Quand Bruno Bonnell découvre les réactions exaltées des journalistes spécialisés qui voient Alone in the Dark pour la première fois en 1992, il a des étincelles dans les yeux. Le boss d’Infogrames se frotte les mains : si la presse aime le jeu, alors les ventes seront excellentes. Il y a cependant un problème. Son groupe s’est engagé auprès de Chaosium pour qu’Alone dispose d’éléments sous licence Cthulhu. Et Bruno Bonnell, en tant que patron roublard, n’a pas envie de partager les royalties avec la société américaine. Comme nous pouvons le lire dans “Les Dossiers Alone in the Dark : Enquête sur les origines du survival-horror”, Bruno Bonnell avait signé un contrat avec Chaosium pour trois jeux Cthulhu : Shadow of the Comet, Alone in the Dark et Prisoner of Ice. Voyant la poule aux œufs d’or arriver, le chef d’Infogrames n’a pas souhaité que son partenaire profite de la ponte miraculeuse.

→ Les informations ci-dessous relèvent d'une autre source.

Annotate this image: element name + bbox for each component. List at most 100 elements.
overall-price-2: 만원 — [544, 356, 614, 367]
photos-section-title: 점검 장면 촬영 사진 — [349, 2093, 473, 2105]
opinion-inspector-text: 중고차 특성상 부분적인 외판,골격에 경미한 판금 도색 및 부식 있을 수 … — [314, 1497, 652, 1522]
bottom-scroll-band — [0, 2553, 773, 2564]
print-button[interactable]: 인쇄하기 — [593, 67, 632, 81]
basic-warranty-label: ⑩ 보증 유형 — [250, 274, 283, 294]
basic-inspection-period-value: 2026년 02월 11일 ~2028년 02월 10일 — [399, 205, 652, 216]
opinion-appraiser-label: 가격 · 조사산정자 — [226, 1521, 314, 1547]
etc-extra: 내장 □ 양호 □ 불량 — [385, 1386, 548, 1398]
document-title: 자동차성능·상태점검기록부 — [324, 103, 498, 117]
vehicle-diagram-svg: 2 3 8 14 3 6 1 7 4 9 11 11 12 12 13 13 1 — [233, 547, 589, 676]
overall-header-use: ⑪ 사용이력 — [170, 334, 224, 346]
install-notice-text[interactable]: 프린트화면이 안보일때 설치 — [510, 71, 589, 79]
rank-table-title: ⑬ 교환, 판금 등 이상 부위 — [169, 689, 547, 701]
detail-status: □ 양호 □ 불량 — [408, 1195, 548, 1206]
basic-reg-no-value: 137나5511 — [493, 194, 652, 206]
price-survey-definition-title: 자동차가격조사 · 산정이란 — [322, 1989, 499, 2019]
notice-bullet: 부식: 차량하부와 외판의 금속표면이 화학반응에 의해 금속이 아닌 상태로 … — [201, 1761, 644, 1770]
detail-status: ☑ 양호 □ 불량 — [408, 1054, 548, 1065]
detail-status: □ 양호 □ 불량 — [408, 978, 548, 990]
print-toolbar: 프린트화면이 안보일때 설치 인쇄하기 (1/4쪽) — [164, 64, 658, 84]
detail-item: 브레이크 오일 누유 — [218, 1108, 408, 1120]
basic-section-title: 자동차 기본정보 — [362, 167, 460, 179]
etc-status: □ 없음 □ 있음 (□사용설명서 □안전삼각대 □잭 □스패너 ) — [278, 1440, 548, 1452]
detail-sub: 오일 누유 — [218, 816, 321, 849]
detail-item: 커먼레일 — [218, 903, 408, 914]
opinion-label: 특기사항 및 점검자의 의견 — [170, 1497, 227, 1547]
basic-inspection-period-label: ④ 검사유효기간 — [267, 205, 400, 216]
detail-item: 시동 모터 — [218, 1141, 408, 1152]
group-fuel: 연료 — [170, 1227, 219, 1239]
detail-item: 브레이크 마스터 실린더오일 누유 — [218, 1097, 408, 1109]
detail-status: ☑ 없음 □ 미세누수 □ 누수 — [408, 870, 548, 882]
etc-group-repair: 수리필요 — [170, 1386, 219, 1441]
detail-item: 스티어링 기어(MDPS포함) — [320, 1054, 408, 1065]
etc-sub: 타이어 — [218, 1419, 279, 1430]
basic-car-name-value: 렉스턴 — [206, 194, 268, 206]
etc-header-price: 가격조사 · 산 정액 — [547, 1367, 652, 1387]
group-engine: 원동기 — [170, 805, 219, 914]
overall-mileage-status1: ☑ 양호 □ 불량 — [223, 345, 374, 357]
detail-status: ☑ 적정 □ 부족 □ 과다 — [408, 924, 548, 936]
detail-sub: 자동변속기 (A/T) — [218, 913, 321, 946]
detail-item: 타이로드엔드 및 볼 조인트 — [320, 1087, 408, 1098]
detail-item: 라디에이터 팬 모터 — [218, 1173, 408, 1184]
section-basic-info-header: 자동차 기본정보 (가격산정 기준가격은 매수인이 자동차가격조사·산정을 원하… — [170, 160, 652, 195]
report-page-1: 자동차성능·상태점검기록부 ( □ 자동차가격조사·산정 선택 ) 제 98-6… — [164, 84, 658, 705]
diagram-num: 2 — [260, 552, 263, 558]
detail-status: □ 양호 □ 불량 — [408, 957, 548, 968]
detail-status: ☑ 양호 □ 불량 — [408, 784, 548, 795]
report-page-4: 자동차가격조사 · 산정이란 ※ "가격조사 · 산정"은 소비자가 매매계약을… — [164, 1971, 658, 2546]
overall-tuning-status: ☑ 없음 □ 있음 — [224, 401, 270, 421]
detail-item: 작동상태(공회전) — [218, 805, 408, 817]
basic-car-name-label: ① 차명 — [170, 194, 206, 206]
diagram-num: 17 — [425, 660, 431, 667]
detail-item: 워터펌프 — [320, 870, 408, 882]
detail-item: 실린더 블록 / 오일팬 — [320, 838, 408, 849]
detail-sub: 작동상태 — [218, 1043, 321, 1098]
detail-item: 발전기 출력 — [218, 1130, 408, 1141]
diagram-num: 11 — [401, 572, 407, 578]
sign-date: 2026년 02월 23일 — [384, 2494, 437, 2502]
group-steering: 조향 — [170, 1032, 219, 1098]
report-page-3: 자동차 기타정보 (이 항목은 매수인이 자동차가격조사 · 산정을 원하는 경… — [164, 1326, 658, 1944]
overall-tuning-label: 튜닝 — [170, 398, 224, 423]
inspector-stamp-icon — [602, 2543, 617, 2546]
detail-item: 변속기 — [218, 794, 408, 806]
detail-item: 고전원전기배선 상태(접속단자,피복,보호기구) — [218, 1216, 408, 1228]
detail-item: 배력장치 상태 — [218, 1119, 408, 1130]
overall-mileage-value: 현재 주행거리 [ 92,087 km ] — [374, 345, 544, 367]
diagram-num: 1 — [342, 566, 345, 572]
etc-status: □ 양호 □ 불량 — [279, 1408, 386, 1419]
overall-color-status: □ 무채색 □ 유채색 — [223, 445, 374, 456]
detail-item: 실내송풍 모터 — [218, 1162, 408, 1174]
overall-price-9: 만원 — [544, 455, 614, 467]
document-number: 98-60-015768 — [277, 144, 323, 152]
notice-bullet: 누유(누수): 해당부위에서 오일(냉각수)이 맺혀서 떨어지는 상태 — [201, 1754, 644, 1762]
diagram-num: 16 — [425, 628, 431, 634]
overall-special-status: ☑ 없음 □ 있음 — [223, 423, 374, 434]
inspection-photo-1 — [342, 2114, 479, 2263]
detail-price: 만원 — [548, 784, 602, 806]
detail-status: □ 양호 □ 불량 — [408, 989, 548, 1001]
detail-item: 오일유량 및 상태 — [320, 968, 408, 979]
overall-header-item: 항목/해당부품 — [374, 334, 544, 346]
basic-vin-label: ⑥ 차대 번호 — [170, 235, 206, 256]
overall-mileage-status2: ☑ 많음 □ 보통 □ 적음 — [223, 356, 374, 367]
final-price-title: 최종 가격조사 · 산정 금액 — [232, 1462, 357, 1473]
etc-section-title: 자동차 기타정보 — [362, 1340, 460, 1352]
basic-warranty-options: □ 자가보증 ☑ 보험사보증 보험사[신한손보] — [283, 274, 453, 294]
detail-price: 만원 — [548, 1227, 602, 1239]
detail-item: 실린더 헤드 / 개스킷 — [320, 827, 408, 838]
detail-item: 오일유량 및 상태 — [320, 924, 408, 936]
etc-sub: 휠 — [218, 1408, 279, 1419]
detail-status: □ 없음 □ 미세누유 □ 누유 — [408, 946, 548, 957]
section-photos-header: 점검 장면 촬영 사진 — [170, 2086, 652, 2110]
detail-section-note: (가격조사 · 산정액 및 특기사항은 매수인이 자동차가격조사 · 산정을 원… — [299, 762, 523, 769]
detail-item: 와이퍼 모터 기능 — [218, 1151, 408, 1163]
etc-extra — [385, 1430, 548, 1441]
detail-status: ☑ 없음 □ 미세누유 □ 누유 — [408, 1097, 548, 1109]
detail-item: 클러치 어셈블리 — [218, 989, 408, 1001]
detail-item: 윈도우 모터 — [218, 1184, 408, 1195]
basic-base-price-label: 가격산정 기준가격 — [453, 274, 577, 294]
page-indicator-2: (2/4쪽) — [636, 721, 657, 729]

Il envoie alors Hubert Chardot, scénariste du jeu, en Californie. Son objectif est simple, convaincre Greg Stafford, le directeur de Chaosium, qu’Alone in the Dark n’a rien à voir avec du Lovecraft. Il présente le soft comme un jeu d’action pur et dur, et insiste sur tous les points susceptibles de refroidir la société de jeux de rôle. “J’en faisais des caisses pour les dégoûter. Stafford comprend et me dit qu’il appellera Bruno pour s’arranger” explique-t-il. Mission accomplie. Hubert Chardot finira sa journée dans le grenier de l’immeuble de Chaosium, à s’amuser sur un train électrique en consommant des substances illicites.
La bonne idée de Bonnell
Quand Alone in the Dark sort en octobre 1992, il devient immédiatement le plus gros succès d’Infogrames. Le jeu connaît un plébiscite à la fois commercial et critique sans précédent pour le groupe français. Malheureusement, sous les néons d’Infogrames, les relations entre Bruno Bonnell et Frédéric Raynal ne sont pas au beau fixe. “On n’a franchement pas eu l’impression d’avoir été récompensés à la mesure de notre travail” déclare Didier Chanfray, modeleur et animateur 3D sur Alone, dans le livre de Nicolas Deneschau. Le boss d’Infogrames a toujours au travers de la gorge la désobéissance initiale de Raynal, ainsi que le caractère un peu trop trempé du concepteur. Ne voyant pas d’avenir possible chez Infogrames, Frédérick Raynal quitte l’entreprise. Il emporte avec lui trois autres employés d’Infogrames : Yael Barroz, Didier Chanfray et Laurent Salmeron. Bonnell fulmine.
Le 20 février 1993, Frédérick Raynal, Yael Barroz et Didier Chanfray sont invités par le magazine Génération 4 à Eurodisney afin d’assister à la remise des Gen 4 d’Or 1993. Aux alentours de 20h30, Stéphane Lavoisard, le rédacteur en chef du magazine, attribue le prix du meilleur jeu d’aventure de l’année à Alone in the Dark. Soudain, une ombre imposante traverse la salle et se saisit du micro. C’est Bruno Bonnell. Sous le regard médusé des créateurs d’Alone in the Dark, il dit : “merci ! Merci beaucoup. Je suis vraiment très fier de ce que nous avons accompli avec Alone in the Dark. Parfois, il m’arrive d’avoir de bonnes idées, et, pour ça, je voudrais remercier Dieu, ma famille et mon chien”. Le patron d'Infogrames tient sa vengeance. “Frédérick Raynal n’en revient pas. Il est terrassé. On lui ôte son jeu. Sa création. C’est une humiliation. (...) Frédérick ne lui pardonnera jamais” conclut Nicolas Deneschau dans son livre.